On 28/02/2007, at 4:54 PM, Jim Popovitch wrote:

If this is the case, then you may also have a session persistence
problem.

:-) I thought you said that we would have a 50% loss problem.  Are you
just grasping for straws?  :-)

The problem is that there is no specification on how to deal with multiple
IP addresses for the one host.
  A) Do you swap IPs every request?
  B) Do you stay with the one IP till end of session?
  C) Do you stay with the one IP for 30 minutes?
  D) Do you change IP when you get a 'no able to connect'?

As it seems, at the moment, IEs implementation seems to solve your problem.

If the browser switches IP addresses between queries, the other web
server may be asked to respond, in which case, you will not be able to store state in the web server, and will need to store it in the backend - and
this between requests - not visits.

Yes.  But you assume that state is necessary to maintain.  It may not
be.
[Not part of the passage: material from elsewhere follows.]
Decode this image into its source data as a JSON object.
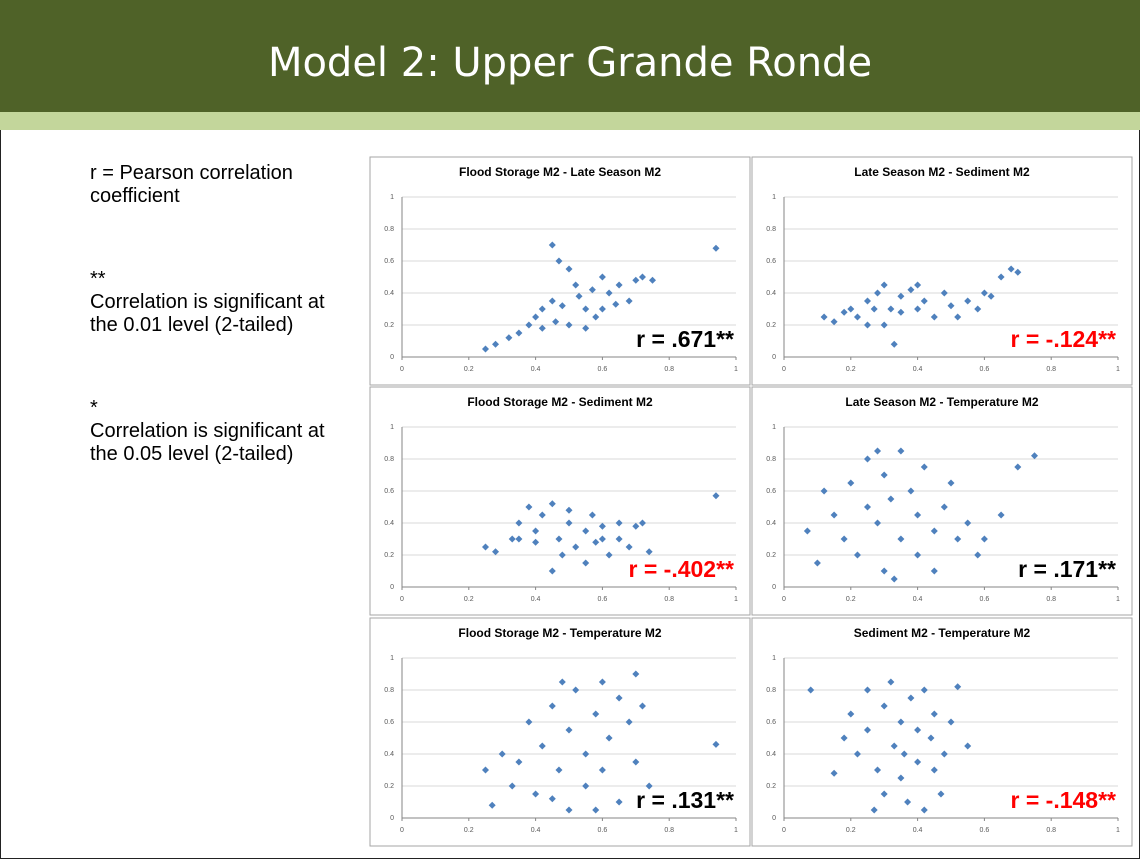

My experience has shown me that browsers don't switch IP addresses
between queries, they use the first one that works and they keep using
it as long as it works. When it quits working they try the next one in
round-robin fashion.


Quoting one of the links above

"
Microsoft's Internet Explorer caches the results of domain name lookups internally, retaining the results of previous lookups for 30 minutes by default (which can be modified by adjusting the DnsCacheTimeout value of the HKEY_CURRENT_USER\Software\Microsoft \Windows\CurrentVersion\Internet Settings key in the Windows registry). This caching occurs separately within each Internet Explorer process, but an individual Internet Explorer process may be responsible for several web browser windows.
"

If you assume that you don't need to deal with session persistence due to
experience, you may end up getting bitten when someone changes the
behavior of <insert your favourite browser>.